The standard deviation of the detector count would be 1/noise. This is not the most intuitive parameter to use. An alternative could be introducing a "flat-field detector counts" keyword which would directly relate into counts. This approach is quite intuitive as people can easily grasp the differences between 1,000 or 10,000 detector counts.

carterbox commented 7 years ago

It seems like your noise model depends on having all of the data available (otherwise you can't know the maximum value in order to choose appropriate scaling factor). Thus it would probably be better to add noise as a post-processing method instead of in Probe.measure().

Otherwise, can you think of a way such that the noise can be computed without knowing in advance what the maximum value of the sinogram (or other data scheme) will be?

dgursoy commented 7 years ago

Ideally one can use Poisson noise, and add it on-the-fly, but then another scaling factor should be provided for the source (e.g. counts, detector, readout, etc.). Maybe best is to add flux as a property of probe.

malte-storm commented 7 years ago

It seems like your noise model depends on having all of the data available (otherwise you can't know the maximum value in order to choose appropriate scaling factor). Thus it would probably be better to add noise as a post-processing method instead of in Probe.measure().

True on both accounts. Therefore, I suggested using real world units. That would allow a proper estimate of how noisy reconstructed data would be and what type of features are still discernable. I also don't see a reason not to add noise as post-processing, because it is calculated for each pixel in the sinogram anyway. Scale the sinogram and add the noise after the sinogram calculation is completed.

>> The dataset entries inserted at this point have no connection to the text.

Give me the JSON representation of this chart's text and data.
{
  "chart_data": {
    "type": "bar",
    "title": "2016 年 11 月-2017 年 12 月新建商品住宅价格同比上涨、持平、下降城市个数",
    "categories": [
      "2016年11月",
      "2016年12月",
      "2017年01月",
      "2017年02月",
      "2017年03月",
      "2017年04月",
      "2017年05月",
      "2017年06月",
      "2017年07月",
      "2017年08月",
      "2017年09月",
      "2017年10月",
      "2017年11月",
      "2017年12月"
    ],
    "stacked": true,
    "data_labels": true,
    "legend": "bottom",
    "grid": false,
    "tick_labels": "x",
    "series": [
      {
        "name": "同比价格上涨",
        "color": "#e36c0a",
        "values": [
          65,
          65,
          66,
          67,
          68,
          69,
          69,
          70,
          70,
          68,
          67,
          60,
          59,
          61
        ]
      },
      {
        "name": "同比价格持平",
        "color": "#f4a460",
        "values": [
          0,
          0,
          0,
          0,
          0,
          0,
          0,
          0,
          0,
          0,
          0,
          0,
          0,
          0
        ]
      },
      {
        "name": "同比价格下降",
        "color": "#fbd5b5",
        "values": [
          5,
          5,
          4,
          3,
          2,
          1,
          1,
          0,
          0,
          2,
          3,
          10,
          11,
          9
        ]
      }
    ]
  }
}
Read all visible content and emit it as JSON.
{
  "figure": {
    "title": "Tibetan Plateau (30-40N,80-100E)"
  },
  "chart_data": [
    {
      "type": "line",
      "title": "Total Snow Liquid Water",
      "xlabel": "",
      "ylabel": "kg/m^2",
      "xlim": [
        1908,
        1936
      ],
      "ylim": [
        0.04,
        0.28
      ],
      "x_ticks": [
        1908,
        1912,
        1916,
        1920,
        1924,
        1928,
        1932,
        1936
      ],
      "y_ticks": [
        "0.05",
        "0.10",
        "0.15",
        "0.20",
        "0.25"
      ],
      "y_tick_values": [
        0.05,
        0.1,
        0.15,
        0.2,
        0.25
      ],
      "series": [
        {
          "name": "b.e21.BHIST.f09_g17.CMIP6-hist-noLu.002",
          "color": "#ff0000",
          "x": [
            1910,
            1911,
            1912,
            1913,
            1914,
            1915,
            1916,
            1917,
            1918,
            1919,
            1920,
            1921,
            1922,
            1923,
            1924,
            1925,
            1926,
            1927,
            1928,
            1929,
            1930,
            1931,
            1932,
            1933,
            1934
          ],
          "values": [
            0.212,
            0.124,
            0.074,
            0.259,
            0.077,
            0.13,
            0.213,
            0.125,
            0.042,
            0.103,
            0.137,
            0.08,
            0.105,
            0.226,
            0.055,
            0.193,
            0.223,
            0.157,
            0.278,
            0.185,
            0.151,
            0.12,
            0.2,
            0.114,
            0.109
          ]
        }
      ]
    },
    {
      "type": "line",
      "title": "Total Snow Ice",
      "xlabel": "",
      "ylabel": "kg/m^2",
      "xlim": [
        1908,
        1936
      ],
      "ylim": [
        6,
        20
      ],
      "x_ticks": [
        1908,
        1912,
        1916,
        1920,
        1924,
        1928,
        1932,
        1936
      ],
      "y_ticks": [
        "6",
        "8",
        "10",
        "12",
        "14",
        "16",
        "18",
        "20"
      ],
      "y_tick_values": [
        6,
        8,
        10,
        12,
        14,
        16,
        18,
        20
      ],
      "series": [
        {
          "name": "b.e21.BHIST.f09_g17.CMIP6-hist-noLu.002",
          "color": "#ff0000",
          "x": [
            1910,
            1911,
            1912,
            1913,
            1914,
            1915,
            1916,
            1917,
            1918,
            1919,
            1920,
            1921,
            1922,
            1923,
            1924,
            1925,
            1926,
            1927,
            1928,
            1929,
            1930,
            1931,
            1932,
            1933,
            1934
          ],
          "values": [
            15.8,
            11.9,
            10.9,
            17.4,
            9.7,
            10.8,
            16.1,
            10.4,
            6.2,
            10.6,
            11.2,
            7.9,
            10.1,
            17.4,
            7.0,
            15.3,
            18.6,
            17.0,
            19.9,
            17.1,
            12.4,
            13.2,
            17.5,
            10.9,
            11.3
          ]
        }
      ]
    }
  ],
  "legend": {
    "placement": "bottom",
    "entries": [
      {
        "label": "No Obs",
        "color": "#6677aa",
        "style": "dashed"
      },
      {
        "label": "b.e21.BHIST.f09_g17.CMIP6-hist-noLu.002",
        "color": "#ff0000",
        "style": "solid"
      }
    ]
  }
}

Otherwise, can you think of a way such that the noise can be computed without knowing in advance what the maximum value of the sinogram (or other data scheme) will be?

As we are dealing with large numbers of counts on the detector (N >> 1), you could approximate the Poisson noise with a normal distribution. That should give about the same effect.

Ideally one can use Poisson noise, and add it on-the-fly, but then another scaling factor should be provided for the source (e.g. counts, detector, readout, etc.). Maybe best is to add flux as a property of probe.

As written above, I don't think one can reasonably add Poisson noise on the fly without knowing all the parameters (proper attenuation coefficients) because these scale the distribution function. For on-the-fly noise generation, I would suggest using a normal distribution, which behaves quite similarly for large count numbers.

carterbox commented 7 years ago

I propose the following patch for now:

def measure(self, phantom, sigma=0):
"""Measure the phantom with optional Gaussian noise.

sigma is the standard deviation of the normally distributed noise.
"""
    [...]
    if sigma > 0:
        newdata += newdata * np.random.normal(scale=sigma)
    self.record()
    return newdata

And sometime in the future, a more accurate noise model and Detector can be implemented OR a maybe submodule of common distortions can be implemented.

I think we want to refrain from modeling anything detector dependent such as count scaling in the Probe class because maybe not everyone wants a conventional detector.

malte-storm commented 7 years ago

Your proposed patch should fix the issue quite well.

And sometime in the future, a more accurate noise model and Detectorcan be implemented OR a maybe submodule of common distortions can be implemented.

If you would like and help or input on that, please get back to me. I'd be happy to help.